With this in mind, the challenge is not so much attracting foreign investment, but providing for a burgeoning, youthful Omani population.
Chief executive of Cluttons Middle East, Ian Gladwin asserted that the past two years for Oman's real estate sector had very much been a case of 'wait and see'.
"The market has been through a solid two years of inactivity. Investors, developers and real estate third party users have been watching and waiting to judge/measure where the market correction is likely to bottom out," he told AMEInfo.com.
Despite this rather flat spell, Gladwin said the company was "starting to see emerging signs of activity as the banking sector revisits the real estate market" and that "liquidity is not a constraint".
Lending conditions improve
This was a view shared by Savills Oman managing partner Christopher J. Steel, who believed that the current affordability of loans for housing was good.
"The Banks in Oman are initiating attractive new loan schemes that allow most to own property if they are in full time employment," he explained.
"There is a perceived shortage of supply to meet demand but the cultural aspect of extended family living conditions cushions the market from too greater demand/supply imbalance (i.e people just continue living in the larger family unit until property options become available)."
Certainly for Oman's real estate sector, there is no reliance on foreign investment - it is a sector dominated by Omani nationals.
Gladwin saw the split as 80/20 weighted towards the domestic market with Indians and GCC nationals comprising the majority of the 20%.
Likewise, Steel explained there isn't a large speculative expatriate buying market in Oman, although there was one in the boom period which ended in 2008.
"Only a few properties are sold to non-nationals in the current market scenario," he continued.
"Foreign nationals can only buy in designated Integrated Tourist Developments (ITCs ) which give freehold ownership with full residency visa rights."
ITCs, which include The Wave, Bar al Jissah, Muscat Hills Golf & Country Club and Jebel Sifa were brought in to capture the imagination of foreign investment - particularly with the included full residency rights that were not being offered in many other Middle Eastern states.
The timing was unfortunate and the problems of the world economy clouded any bright and sunny opportunities in Oman.
As Steel added: "There is little new development of residential space underway. Development is largely being carried out by local developers".
In fact, the talk of large-scale foreign investment is perhaps premature. As Gladwin pointed out, the market is still "very much an emerging real estate sector, which desperately needs upgrading".
This is a point not missed by Oman's ruling authorities who have invested considerably in the country's tourism infrastructure.
"This is spearheaded by the international airport development," said Gladwin. "The port redevelopment plans are coming to the fore. The ITC sector has also fuelled interest in diversification. The budget of $8bn between 2012-2015 is a clear indication of the government's commitment to the sector going forward."
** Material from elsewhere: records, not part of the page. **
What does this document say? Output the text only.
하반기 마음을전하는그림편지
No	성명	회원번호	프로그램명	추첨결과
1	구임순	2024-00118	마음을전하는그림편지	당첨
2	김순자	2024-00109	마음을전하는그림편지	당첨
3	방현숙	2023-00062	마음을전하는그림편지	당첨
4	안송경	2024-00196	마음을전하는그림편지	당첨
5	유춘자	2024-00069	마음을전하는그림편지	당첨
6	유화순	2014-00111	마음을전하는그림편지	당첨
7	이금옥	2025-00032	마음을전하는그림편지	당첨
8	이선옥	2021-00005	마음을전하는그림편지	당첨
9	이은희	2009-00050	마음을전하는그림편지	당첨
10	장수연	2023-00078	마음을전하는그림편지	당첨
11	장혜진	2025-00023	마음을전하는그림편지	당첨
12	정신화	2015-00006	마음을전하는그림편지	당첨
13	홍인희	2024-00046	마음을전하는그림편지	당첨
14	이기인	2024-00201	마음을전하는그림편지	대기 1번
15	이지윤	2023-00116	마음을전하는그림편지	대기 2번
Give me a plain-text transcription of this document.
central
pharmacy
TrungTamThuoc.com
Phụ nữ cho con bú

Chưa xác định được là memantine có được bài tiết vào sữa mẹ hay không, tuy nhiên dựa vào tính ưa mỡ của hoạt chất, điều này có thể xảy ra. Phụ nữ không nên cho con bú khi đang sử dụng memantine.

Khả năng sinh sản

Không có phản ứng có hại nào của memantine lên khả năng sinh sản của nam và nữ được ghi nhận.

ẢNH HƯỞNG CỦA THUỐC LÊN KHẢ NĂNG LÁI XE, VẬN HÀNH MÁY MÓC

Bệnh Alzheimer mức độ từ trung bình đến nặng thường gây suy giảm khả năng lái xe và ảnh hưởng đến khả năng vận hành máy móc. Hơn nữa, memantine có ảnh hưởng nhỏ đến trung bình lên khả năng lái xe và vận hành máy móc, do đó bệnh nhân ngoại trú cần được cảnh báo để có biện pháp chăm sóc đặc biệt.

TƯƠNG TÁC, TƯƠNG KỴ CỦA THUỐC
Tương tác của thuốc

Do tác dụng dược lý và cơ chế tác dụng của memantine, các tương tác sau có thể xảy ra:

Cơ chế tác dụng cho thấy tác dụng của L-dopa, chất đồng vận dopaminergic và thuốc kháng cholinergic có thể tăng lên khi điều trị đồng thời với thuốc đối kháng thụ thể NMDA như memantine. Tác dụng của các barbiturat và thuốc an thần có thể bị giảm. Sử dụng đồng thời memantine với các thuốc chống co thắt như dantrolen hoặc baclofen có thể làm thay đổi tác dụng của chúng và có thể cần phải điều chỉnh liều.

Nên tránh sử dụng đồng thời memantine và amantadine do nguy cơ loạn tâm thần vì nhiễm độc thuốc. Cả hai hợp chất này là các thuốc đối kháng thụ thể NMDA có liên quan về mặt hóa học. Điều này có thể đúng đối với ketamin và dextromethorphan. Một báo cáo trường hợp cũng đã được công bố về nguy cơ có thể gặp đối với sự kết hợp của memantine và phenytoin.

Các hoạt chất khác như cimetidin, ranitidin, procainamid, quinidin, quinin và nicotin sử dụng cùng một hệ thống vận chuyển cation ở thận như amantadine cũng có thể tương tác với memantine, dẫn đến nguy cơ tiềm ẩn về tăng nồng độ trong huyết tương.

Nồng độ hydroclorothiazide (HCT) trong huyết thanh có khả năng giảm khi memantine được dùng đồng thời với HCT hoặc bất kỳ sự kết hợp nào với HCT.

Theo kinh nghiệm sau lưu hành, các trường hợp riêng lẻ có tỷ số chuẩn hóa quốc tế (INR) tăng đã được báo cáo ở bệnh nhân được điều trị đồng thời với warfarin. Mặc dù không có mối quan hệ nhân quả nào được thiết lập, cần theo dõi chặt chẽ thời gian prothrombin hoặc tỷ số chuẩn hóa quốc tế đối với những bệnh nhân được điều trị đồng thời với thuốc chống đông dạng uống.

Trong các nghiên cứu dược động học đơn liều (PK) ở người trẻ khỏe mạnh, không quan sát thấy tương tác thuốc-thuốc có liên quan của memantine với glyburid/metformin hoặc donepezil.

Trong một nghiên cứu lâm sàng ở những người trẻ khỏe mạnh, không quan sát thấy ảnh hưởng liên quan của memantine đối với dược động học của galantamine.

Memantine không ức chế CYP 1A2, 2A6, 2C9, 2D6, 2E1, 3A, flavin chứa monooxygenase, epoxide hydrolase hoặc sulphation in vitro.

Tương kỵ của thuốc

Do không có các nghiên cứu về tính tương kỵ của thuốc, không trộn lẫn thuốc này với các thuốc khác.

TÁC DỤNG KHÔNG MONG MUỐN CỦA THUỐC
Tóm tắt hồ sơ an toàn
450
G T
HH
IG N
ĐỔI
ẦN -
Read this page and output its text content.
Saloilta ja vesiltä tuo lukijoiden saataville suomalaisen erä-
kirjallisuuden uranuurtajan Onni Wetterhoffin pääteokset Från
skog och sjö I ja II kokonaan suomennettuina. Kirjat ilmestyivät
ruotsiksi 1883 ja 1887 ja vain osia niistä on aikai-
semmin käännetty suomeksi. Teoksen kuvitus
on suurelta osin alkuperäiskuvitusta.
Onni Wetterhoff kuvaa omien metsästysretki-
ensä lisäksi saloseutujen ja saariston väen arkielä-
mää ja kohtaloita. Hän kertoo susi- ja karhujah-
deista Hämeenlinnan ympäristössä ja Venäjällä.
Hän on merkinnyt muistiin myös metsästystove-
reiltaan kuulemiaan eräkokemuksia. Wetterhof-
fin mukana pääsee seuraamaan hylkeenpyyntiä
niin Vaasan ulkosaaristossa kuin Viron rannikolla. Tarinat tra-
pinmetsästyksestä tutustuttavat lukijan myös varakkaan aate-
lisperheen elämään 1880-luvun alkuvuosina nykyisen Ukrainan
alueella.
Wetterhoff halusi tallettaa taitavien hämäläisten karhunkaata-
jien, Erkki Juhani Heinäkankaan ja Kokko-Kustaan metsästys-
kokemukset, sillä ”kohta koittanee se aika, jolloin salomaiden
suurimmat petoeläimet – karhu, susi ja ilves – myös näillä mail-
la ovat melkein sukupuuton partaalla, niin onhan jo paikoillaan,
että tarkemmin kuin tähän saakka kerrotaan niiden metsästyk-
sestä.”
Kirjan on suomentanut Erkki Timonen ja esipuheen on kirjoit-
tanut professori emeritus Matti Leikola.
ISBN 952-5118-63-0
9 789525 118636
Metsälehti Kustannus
However, while tourism developments are important, there are more concerns over how a rapidly growing Omani population will be catered to in the real estate sector.
"With 65% of the population under 16 years of age there will be a massive demand for housing in the medium term," explained Steel.
"Developing affordable housing for this population will be a challenge for the country moving forward. Opportunities therefore follow that developers who can produce sustainable low cost housing will succeed."
In order to achieve this, Steel said that new building technology was essential.
"Traditional construction methods are costly and outprice real estate in this price sensitive segment, and therefore other options need to be found like has been the case in central Europe and USA over the last 50 years," he added.
So while the standard factors of oil revenue and the government's willingness to invest remain paramount, Gladwin believed the global financial crisis had been weathered in Oman and he was optimistic about the future of the real estate sector in the Sultanate.
"Capital values are more transparent and this is an excellent platform from which to move forward," he concluded.